While Resident Indians cannot keep foreign currency generally and beyond the limits specified under the Reserve Bank of India (RBI) regulations, RBI allows eligible individuals to hold RFC accounts. Here are the salient features of such accounts:

  1. Eligibility – An RFC (Resident Foreign Currency) account can be opened by any resident individual of Indian nationality or origin, who has been a non-resident for at least one year, can open an RFC account with any AD Bank in India. Further, any individual, who is otherwise not eligible to open an RFC account, can also apply to RBI for permission to open such accounts. RFC accounts are beneficial for the account holders when they have future expenses in foreign currency, like a child’s education overseas, etc.

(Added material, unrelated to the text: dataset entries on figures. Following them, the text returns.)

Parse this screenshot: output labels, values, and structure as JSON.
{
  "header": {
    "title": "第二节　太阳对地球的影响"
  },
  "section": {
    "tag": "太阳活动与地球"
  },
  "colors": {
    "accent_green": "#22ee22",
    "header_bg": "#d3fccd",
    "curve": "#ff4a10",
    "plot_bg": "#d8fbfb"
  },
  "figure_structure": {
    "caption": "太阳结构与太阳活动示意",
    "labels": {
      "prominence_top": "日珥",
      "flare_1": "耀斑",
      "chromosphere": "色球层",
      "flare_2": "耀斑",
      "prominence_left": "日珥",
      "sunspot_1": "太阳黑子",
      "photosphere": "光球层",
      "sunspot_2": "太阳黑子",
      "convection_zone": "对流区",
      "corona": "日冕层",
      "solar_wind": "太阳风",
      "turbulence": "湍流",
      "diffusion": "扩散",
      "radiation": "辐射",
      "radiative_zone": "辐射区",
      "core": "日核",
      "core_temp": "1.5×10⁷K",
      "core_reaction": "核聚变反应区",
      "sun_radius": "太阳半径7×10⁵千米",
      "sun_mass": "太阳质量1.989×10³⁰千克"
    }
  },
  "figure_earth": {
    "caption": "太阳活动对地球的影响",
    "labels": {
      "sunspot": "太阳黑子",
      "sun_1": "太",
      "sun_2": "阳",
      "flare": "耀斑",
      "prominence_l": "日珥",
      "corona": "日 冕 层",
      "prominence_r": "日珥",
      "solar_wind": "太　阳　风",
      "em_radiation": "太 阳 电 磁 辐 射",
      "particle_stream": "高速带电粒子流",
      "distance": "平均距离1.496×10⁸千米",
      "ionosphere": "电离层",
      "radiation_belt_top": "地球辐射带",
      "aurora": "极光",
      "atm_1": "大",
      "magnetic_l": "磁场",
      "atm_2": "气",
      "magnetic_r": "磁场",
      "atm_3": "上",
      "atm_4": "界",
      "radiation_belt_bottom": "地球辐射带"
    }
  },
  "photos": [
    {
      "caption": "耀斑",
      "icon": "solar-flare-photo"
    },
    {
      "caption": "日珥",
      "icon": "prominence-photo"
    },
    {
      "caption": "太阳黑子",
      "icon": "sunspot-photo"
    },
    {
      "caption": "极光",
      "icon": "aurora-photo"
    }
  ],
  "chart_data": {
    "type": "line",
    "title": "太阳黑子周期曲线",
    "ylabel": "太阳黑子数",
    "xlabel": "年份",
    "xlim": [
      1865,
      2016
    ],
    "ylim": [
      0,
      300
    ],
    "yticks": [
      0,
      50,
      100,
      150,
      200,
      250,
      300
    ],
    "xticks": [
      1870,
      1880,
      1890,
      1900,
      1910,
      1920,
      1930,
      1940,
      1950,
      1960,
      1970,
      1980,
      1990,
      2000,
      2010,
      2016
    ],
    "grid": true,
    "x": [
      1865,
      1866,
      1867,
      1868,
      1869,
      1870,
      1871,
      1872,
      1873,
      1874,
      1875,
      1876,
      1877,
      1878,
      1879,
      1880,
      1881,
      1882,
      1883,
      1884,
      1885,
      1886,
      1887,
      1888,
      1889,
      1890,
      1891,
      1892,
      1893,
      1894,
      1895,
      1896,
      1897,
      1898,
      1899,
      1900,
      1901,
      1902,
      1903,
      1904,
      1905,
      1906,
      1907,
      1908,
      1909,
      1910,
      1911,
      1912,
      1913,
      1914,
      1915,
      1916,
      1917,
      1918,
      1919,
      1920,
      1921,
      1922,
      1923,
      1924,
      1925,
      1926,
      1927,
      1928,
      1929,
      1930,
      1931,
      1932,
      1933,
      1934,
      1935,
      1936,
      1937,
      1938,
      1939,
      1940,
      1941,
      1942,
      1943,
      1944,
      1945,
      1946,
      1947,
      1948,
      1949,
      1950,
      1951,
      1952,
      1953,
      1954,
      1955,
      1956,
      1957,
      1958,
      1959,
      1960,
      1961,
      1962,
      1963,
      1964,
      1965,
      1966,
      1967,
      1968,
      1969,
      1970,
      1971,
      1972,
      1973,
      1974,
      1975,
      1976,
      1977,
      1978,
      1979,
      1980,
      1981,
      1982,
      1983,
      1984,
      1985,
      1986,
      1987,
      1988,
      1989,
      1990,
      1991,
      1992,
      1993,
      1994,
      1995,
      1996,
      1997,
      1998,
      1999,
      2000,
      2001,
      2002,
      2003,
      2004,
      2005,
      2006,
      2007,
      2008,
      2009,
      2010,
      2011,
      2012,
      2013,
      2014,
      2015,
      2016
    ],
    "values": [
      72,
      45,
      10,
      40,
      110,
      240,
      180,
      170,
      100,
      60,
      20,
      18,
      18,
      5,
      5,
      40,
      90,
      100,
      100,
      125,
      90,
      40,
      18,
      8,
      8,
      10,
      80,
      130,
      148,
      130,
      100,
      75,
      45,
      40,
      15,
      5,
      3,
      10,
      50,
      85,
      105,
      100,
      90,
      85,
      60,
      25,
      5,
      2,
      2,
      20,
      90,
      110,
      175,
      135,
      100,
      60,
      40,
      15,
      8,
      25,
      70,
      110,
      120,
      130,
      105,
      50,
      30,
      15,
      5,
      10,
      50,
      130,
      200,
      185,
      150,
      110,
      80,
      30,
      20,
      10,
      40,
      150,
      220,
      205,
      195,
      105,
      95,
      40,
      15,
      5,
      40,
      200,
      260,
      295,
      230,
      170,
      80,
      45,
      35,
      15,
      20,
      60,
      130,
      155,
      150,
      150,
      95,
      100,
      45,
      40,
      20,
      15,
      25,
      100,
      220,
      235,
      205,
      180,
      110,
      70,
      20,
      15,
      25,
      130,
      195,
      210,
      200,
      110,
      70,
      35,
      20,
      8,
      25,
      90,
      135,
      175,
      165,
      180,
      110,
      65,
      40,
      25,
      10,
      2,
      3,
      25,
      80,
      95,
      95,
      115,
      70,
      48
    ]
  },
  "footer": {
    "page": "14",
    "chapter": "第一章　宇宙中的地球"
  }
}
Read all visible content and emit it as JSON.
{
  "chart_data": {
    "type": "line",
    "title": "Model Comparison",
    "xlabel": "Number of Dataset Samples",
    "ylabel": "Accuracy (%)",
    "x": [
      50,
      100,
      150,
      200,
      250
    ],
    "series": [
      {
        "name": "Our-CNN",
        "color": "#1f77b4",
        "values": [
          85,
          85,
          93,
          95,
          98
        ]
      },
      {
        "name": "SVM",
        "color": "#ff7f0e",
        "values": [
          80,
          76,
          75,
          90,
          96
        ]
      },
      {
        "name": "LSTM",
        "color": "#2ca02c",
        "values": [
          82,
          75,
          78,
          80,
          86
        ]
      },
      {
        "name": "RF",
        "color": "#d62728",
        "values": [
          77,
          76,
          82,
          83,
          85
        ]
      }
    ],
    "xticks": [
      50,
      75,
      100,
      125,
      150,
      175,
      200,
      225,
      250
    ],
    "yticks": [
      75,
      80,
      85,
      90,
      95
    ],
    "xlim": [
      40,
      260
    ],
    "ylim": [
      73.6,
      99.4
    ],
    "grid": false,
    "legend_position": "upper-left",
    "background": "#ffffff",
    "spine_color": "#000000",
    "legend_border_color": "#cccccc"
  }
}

  2. Mode of Account – One can open an RFC account as a savings account, current account or deposit account. Such an account can be held in any of the specified freely convertible foreign currencies, including US Dollar (USD), Japanese Yen (JPY), Pound Sterling (GBP), etc. As such, the account holder eliminates the exchange risk if the intention to hold the foreign currency is to remit the funds overseas later.

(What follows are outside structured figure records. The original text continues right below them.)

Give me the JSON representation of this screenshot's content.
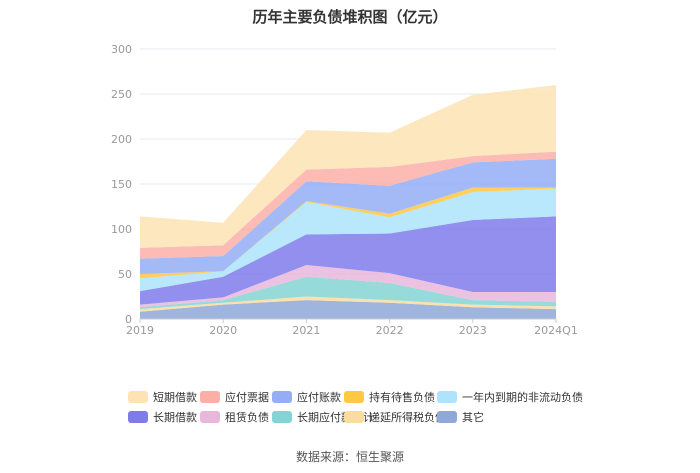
{
  "chart_data": {
    "type": "area",
    "title": "历年主要负债堆积图（亿元）",
    "categories": [
      "2019",
      "2020",
      "2021",
      "2022",
      "2023",
      "2024Q1"
    ],
    "ylim": [
      0,
      300
    ],
    "yticks": [
      0,
      50,
      100,
      150,
      200,
      250,
      300
    ],
    "grid": true,
    "legend_position": "bottom",
    "series": [
      {
        "name": "其它",
        "color": "#8FA8D8",
        "values": [
          8,
          16,
          21,
          18,
          13,
          11
        ]
      },
      {
        "name": "递延所得税负债",
        "color": "#FBDC9F",
        "values": [
          3,
          2,
          4,
          3,
          3,
          3
        ]
      },
      {
        "name": "长期应付款合计",
        "color": "#85D4D4",
        "values": [
          2,
          3,
          22,
          19,
          5,
          5
        ]
      },
      {
        "name": "租赁负债",
        "color": "#E8B7DC",
        "values": [
          3,
          3,
          13,
          11,
          9,
          11
        ]
      },
      {
        "name": "长期借款",
        "color": "#7F7BEB",
        "values": [
          15,
          23,
          34,
          44,
          80,
          84
        ]
      },
      {
        "name": "一年内到期的非流动负债",
        "color": "#ADE3FB",
        "values": [
          14,
          6,
          36,
          18,
          31,
          31
        ]
      },
      {
        "name": "持有待售负债",
        "color": "#FFC843",
        "values": [
          5,
          0,
          1,
          4,
          5,
          1
        ]
      },
      {
        "name": "应付账款",
        "color": "#94AEF6",
        "values": [
          17,
          17,
          22,
          31,
          28,
          32
        ]
      },
      {
        "name": "应付票据",
        "color": "#FBAFA7",
        "values": [
          12,
          12,
          13,
          21,
          7,
          8
        ]
      },
      {
        "name": "短期借款",
        "color": "#FDE3B4",
        "values": [
          35,
          25,
          44,
          38,
          68,
          74
        ]
      }
    ]
  },
  "legend": [
    {
      "label": "短期借款",
      "color": "#FDE3B4"
    },
    {
      "label": "应付票据",
      "color": "#FBAFA7"
    },
    {
      "label": "应付账款",
      "color": "#94AEF6"
    },
    {
      "label": "持有待售负债",
      "color": "#FFC843"
    },
    {
      "label": "一年内到期的非流动负债",
      "color": "#ADE3FB"
    },
    {
      "label": "长期借款",
      "color": "#7F7BEB"
    },
    {
      "label": "租赁负债",
      "color": "#E8B7DC"
    },
    {
      "label": "长期应付款合计",
      "color": "#85D4D4"
    },
    {
      "label": "递延所得税负债",
      "color": "#FBDC9F"
    },
    {
      "label": "其它",
      "color": "#8FA8D8"
    }
  ],
  "source": "数据来源：恒生聚源"
}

  3. Opening an RFC account – An RFC account can be opened by any eligible resident Indian by visiting any bank branch in India. Along with the application form, one must also submit KYC (Know Your Customer) documents evidencing the eligibility to hold such accounts, identity proof, address proof, current Indian address proof, etc.

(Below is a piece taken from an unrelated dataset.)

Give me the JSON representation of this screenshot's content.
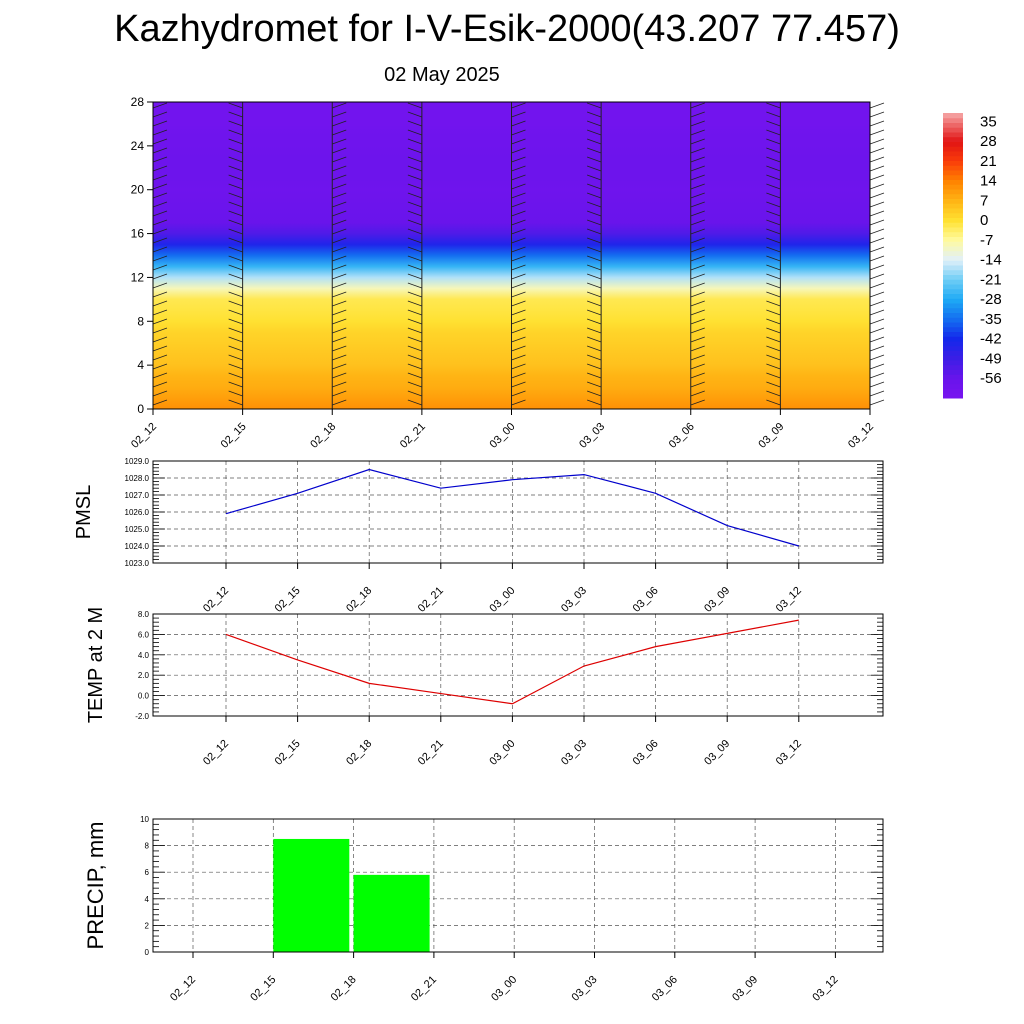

  4. Funding an RFC Account – Following amounts are allowed to be credited in RFC accounts:
  1. Pension or other benefits received on employment outside India before the return and received in foreign currency.
  2. Interest income on such RFC accounts
  3. Transfers from other RFC accounts held by the account holder
  4. Balances in the NRE/ FCNR accounts held by the account holder when they were non-resident
  1. Utilization of Balance in RFC Accounts – There is no restriction on the use of account balances for RFC accounts. One is free to use such balance for domestic or international use. Since the account balance is denominated in foreign currency, one can save on the foreign currency conversion charges when using account balance for foreign currency remittance in the same currency. On the contrary, when using the account balance within India, the amount would first be converted from foreign currency to Indian currency at the prevailing exchange rates and thereafter transferred.
  2. Change in Residential Status – If the residential status of the resident Indian changes again to a Non-Resident Indian (NRI), the RFC account balance can be transferred to new NRE (Non-Resident External)/ FCNR (Foreign Currency Non-Resident) accounts.
  3. Joint RFC Account – An RFC account can be held jointly with another eligible resident Indian or any resident Indian on a ‘former or survivor’ basis. This means that in the case of an ineligible resident Indian being the joint account holder, such individual can only operate the RFC account in case of the death of the primary account holder.
  4. Nomination of RFC Accounts – One can appoint a resident Indian or an NRI as a nominee to the RFC accounts. Having a nominee for the account is always advisable for account protection in life contingencies. In case of any unfortunate event, the RFC account balance is remitted abroad in the case of the NRI nominee or paid in Indian currency in the case of a resident nominee.
  5. Taxability of Interest Income – The interest income is taxable for the resident Indians generally. However, if the individual is categorized as ‘Resident but Not Ordinarily Resident’ (RNOR), interest income on RFC accounts are not taxed.

RFC accounts, thus, provide an option to the Non-Resident Indians (NRIs) relocating back to India to maintain foreign currency balances conveniently.

The information provided in this article is for informational purposes only. You may consider consulting tax professionals for specific guidance for the applicable Income Tax rules, as tax benefits are subject to changes due to change in tax laws.